Nubank desmente boatos de fechamento após novas regras do Banco Central
Instituição reforça solidez financeira e esclarece que medidas do regulador sobre o uso do termo “bank” não afetam suas operações

Luciano Meira
O Nubank emitiu comunicados oficiais nesta semana para desmentir boatos que circulam em redes sociais sobre um possível encerramento de suas atividades. As especulações ganharam força após a divulgação de novas normas do Banco Central (BC) e a recente liquidação extrajudicial do Will Bank. A instituição reforçou que os boatos são falsos e que sua operação segue em expansão, tendo encerrado o último trimestre de 2025 com lucros recordes e mais de 120 milhões de clientes na América Latina.
A confusão originou-se de uma norma do Banco Central que restringe o uso dos termos “banco” ou “bank” por instituições que não possuem licença bancária plena. Atualmente, o Nubank opera principalmente como uma Instituição de Pagamento (IP). Embora a regra possa obrigar a empresa a ajustar sua marca ou acelerar o processo para obter a licença bancária formal em 2026, a medida é regulatória e não guarda relação com insolvência financeira.
O efeito dominó: do Banco Master ao Will Bank
O temor dos correntistas aumentou devido à crise que atinge outras instituições do setor. Na última quarta-feira (21), o Banco Central decretou a liquidação do Will Bank, um banco digital com forte atuação no Nordeste. A queda do Will Bank é um desdobramento direto da crise do Banco Master, seu controlador, que foi liquidado em novembro de 2025 sob investigações de fraude e manipulação contábil pela Polícia Federal, na Operação Compliance Zero.

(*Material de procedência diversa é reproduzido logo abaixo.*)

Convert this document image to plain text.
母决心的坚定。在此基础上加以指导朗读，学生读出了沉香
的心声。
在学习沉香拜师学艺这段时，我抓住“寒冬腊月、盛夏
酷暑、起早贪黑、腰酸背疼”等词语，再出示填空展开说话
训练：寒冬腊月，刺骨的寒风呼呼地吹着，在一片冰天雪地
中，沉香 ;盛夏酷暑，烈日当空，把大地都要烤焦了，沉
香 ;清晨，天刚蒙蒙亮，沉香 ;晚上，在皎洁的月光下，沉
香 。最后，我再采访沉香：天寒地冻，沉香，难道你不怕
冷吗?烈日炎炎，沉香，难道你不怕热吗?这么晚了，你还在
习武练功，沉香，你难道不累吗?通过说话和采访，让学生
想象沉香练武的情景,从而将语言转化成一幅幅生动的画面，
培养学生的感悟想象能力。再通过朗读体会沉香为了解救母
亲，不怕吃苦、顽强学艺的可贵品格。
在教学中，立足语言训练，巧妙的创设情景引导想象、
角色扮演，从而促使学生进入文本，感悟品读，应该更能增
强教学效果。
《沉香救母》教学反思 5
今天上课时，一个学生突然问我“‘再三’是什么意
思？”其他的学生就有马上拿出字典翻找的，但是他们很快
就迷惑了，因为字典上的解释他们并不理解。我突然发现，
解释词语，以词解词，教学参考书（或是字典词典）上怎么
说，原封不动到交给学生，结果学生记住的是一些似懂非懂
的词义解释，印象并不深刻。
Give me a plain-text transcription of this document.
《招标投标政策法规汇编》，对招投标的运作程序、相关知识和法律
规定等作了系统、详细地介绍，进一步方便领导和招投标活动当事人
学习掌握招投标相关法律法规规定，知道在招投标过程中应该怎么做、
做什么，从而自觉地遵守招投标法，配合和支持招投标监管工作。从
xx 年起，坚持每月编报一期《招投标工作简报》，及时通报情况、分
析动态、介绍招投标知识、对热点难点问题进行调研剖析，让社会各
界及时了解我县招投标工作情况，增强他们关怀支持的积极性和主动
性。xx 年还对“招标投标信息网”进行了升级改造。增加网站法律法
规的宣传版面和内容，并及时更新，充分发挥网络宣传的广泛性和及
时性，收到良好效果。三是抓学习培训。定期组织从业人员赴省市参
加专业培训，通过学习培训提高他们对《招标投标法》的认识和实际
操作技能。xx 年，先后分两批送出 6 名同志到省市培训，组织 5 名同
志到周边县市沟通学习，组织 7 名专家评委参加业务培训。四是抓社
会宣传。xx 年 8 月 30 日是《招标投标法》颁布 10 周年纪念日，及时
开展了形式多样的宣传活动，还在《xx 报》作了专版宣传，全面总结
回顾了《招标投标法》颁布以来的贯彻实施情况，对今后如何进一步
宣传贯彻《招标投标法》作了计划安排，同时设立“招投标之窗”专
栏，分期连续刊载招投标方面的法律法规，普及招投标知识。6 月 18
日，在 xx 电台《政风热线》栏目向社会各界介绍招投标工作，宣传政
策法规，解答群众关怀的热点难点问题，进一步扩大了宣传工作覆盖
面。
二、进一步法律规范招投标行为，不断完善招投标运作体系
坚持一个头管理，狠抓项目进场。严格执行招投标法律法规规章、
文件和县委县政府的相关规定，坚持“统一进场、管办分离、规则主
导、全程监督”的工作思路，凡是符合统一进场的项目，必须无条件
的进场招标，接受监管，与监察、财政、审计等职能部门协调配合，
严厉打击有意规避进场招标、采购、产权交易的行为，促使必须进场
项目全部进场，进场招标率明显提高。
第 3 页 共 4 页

Diferente do cenário de crise dessas instituições, o Nubank apresenta indicadores de capital e liquidez robustos. Enquanto o Will Bank foi liquidado após descumprir obrigações de pagamento com a bandeira Mastercard e apresentar patrimônio líquido negativo, o Nubank detém hoje o posto de maior instituição financeira privada do Brasil em número de clientes e continua operando com lucro crescente.
Segurança para o correntista
Especialistas explicam que, mesmo em casos de liquidação extrajudicial — como ocorreu com o Will Bank e o Banco Master —, os depósitos em conta corrente e investimentos em CDBs são protegidos pelo Fundo Garantidor de Créditos (FGC). O mecanismo garante a devolução de até R$ 250 mil por CPF em cada instituição financeira, o que preserva o patrimônio da maioria absoluta dos clientes de varejo no país.